Motherboard: Someone Turned 50,000 Hours of UFO Podcasts Into a Searchable Database. “a UFO enthusiast and barrister in England who goes by the pseudonym Isaac Koi is transcribing archives of UFO-related shows. So far, he’s catalogued over 50,000 podcast episodes and videos.”
A big thanks to Diane R for telling me about FluidDATA, available at https://fluiddata.com/ . It’s a search engine for podcast transcripts! From the About page: “FluidDATA podcast search engine allows you to search millions of podcast transcripts. Search all the best podcasts for keywords, topics, or people. View podcast statistics and trends in all the top podcasts. Add podcast transcript search to your podcast app or website with our advanced search API.” I sense an article in the future.
Phys .org: Multidisciplinary study provides new insights about French Revolution. “New research from experts in history, computer science and cognitive science shines fresh light on the French Revolution, showing how rhetorical and institutional innovations won acceptance for the ideas that built the French republic’s foundation and inspired future democracies. The researchers, including an Indiana University professor, doctoral student and undergraduate, used data-mining techniques to comb through transcripts of 40,000 speeches from the two-year tenure of the National Constituent Assembly, the first parliament of the revolution.”
Duke University: Interactive Transcripts have Arrived!. “This week Duke Digital Collections added our first set of interactive transcripts to one of our newest digital collections: the Silent Vigil (1968) and Allen Building Takeover (1969) collection of audio recordings. This marks an exciting milestone in the accessibility efforts Duke University Libraries has been engaged in for the past 2.5 years. Last October, my colleague Sean wrote about our new accessibility features and the technology powering them, and today I’m going to tell you a little more about why we started these efforts as well as share some examples.”
USC Shoah Foundation: Nearly 1,000 English Transcripts Added to Visual History Archive. “USC Shoah Foundation integrated the first 984 English-language transcripts into the Visual History Archive over the weekend – the first such update since ProQuest began working on transcribing testimonies as part of its partnership with USC Shoah Foundation last year. The English-language transcripts join 898 German-language transcripts produced by Freie Universität in Berlin that are already available in the VHA.”
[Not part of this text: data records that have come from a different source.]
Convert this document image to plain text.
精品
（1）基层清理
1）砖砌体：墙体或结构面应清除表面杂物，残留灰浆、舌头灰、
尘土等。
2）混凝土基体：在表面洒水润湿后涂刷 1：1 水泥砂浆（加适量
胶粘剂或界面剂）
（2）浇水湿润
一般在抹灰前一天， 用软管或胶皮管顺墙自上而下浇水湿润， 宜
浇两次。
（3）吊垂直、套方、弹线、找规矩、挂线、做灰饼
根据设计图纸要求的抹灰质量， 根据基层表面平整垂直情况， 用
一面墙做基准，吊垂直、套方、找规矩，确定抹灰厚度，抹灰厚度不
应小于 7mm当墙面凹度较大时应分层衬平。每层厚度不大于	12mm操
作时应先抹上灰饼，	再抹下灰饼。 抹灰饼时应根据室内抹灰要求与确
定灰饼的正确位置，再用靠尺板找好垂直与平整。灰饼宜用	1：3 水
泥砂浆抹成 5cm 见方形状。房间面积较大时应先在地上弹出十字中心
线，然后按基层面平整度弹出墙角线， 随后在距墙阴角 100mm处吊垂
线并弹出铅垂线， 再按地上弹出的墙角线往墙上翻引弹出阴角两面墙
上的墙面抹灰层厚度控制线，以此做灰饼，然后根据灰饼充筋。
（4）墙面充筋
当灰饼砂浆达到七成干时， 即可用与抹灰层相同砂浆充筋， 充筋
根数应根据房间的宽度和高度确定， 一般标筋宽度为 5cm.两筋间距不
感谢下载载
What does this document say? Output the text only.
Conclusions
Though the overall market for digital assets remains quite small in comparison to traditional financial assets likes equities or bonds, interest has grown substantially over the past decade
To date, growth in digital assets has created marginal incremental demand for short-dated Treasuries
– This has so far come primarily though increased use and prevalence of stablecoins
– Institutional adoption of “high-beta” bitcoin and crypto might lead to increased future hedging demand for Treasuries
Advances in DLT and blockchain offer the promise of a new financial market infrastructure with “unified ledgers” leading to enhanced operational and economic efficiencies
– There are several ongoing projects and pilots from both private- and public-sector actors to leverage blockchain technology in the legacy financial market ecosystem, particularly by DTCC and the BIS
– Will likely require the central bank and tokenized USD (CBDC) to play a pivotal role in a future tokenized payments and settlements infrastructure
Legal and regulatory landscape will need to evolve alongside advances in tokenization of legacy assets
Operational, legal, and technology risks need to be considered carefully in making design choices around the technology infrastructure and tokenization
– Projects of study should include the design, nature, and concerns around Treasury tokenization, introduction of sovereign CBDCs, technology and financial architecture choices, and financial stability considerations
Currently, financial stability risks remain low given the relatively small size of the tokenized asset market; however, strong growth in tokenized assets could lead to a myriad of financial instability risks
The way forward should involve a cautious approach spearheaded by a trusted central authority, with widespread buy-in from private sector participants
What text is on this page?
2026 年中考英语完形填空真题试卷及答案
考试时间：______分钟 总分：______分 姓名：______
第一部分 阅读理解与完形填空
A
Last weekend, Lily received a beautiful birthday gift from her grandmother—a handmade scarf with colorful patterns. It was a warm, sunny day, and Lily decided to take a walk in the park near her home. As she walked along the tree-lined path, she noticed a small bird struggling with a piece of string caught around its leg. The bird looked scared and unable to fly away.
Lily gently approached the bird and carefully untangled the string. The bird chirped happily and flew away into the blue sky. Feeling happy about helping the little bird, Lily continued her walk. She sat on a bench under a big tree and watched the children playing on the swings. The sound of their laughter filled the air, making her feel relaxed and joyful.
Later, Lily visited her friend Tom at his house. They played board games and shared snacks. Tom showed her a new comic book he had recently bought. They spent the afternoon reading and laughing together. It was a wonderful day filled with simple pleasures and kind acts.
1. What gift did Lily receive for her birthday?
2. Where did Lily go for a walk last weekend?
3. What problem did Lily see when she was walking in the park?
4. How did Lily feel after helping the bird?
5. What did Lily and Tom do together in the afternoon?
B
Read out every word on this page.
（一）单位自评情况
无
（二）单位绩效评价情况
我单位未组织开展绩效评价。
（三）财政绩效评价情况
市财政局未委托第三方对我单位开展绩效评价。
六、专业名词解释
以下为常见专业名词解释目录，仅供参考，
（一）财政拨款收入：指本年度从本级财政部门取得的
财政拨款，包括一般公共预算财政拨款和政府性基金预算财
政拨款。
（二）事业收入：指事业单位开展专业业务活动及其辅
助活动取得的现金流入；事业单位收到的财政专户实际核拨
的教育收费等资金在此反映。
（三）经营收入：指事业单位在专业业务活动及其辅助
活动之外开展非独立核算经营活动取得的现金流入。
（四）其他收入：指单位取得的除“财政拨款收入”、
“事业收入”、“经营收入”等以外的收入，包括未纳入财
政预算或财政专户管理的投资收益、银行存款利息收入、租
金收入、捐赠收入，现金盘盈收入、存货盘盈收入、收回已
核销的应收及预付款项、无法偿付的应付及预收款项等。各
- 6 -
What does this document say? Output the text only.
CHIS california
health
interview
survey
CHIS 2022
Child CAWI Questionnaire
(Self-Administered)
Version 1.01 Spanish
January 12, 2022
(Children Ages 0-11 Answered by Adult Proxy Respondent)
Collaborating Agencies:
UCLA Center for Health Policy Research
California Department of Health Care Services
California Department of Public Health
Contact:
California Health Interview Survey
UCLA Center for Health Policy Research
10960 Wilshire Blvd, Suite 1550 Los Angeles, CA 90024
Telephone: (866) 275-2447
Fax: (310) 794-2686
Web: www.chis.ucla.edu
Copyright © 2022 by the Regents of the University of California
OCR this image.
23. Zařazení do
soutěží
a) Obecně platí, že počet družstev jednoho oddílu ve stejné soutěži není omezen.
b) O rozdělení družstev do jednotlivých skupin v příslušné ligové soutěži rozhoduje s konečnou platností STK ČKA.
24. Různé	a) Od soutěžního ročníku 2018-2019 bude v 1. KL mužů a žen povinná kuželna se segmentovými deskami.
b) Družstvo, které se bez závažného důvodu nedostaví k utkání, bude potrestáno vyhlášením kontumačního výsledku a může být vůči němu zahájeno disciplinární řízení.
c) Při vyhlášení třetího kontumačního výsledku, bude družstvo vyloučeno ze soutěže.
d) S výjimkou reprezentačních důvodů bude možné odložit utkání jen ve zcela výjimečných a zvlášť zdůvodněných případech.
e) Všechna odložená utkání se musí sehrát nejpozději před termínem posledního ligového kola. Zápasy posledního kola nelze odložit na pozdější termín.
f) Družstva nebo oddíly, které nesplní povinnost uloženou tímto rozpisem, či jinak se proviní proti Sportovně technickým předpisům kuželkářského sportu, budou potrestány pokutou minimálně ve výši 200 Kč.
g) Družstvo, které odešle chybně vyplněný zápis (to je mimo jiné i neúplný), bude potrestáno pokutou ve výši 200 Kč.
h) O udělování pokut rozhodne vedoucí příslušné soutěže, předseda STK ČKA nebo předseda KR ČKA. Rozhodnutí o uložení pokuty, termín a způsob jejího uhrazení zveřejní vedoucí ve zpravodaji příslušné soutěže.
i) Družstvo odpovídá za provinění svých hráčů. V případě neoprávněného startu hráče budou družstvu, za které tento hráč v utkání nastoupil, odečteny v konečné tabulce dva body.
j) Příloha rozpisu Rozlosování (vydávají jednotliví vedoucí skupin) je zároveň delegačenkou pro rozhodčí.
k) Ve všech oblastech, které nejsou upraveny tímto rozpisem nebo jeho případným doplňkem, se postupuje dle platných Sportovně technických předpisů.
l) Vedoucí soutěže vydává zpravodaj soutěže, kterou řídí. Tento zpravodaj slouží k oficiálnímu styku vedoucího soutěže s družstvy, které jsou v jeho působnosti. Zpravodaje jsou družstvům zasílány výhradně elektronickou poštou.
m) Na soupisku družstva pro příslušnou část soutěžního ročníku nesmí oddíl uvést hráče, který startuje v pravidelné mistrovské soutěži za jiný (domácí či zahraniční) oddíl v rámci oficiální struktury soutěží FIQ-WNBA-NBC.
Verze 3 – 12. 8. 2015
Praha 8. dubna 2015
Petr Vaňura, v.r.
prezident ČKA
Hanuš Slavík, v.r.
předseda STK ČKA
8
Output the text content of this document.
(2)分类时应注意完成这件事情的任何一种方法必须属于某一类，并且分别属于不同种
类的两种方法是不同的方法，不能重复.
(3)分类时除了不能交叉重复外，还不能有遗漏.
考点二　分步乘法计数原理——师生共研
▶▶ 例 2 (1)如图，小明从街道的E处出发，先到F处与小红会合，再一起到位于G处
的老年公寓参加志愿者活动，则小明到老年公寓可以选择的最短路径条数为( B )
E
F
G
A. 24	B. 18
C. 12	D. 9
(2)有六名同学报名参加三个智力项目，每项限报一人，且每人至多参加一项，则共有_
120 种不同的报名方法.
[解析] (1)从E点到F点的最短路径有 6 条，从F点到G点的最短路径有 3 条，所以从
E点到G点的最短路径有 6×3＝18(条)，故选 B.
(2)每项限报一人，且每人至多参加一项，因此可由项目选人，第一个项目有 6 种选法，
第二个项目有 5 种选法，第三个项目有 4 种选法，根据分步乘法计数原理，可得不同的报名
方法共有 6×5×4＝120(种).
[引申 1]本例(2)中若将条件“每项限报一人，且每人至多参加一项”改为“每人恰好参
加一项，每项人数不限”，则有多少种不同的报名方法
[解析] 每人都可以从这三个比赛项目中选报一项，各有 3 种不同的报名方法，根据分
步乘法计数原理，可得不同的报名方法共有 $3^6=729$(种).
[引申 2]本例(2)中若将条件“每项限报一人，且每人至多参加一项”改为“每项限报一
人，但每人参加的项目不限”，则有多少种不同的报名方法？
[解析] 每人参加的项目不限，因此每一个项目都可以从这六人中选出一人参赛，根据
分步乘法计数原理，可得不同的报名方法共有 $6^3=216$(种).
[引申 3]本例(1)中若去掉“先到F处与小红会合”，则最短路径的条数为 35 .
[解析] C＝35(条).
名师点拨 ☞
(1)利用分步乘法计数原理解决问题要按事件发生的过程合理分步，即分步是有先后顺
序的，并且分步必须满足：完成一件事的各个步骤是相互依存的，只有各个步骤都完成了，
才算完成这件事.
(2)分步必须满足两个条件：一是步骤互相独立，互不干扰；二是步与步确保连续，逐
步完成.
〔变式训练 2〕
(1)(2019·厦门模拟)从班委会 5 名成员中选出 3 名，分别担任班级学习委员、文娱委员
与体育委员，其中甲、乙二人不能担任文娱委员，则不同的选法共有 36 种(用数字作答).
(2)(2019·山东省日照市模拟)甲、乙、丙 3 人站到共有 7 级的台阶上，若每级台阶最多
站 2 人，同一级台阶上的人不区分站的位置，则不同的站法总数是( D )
From The New Stack, with a hat tip to Angela G.: Big Data Simpsons. “Thanks to the work of Benjamin M. Schmidt, an assistant professor of history at Northeastern University, 25 years of dialogue from The Simpsons have been smashed into a giant data set, connected to a user-friendly search window.”
PRNewswire: Trump Database Factba.se Raises New Round of Seed Funding, Incorporates as FactSquared (PRESS RELEASE). ” FactSquared (http://factsquared.com), parent company of the acclaimed and often-cited platform Factba.se (https://factba.se) today announced it has raised seed funding, led by serial entrepreneurs and investors Mark Walsh and Matt Koll. FactSquared will use the capital to expand its outreach in the political, corporates and media fields and continue development of its platform – which has made instantly searchable every word spoken by President Donald Trump since the 1980s.
Poynter: A new game puts the public into public radio archives. “The game, called Fix It, was launched by the American Archive of Public Broadcasting, a collaboration between the Library of Congress and the WGBH Educational Foundation. It asks the public for help in identifying and correcting errors in public media transcripts — which improves both the searchability and accessibility of archival material from the collection.”
Going through my Google Alerts, I stumbled on this brief writeup about a Web-based dictation tool which supports many different languages. “Available in a multitude of languages including Korean, Lithuanian, Spanish (of many varieties!), Greek, and almost every other language taught in LCSL, this web-based transcription tool is surprisingy accurate when used with good quality audio and even uses context to automatically correct its errors.”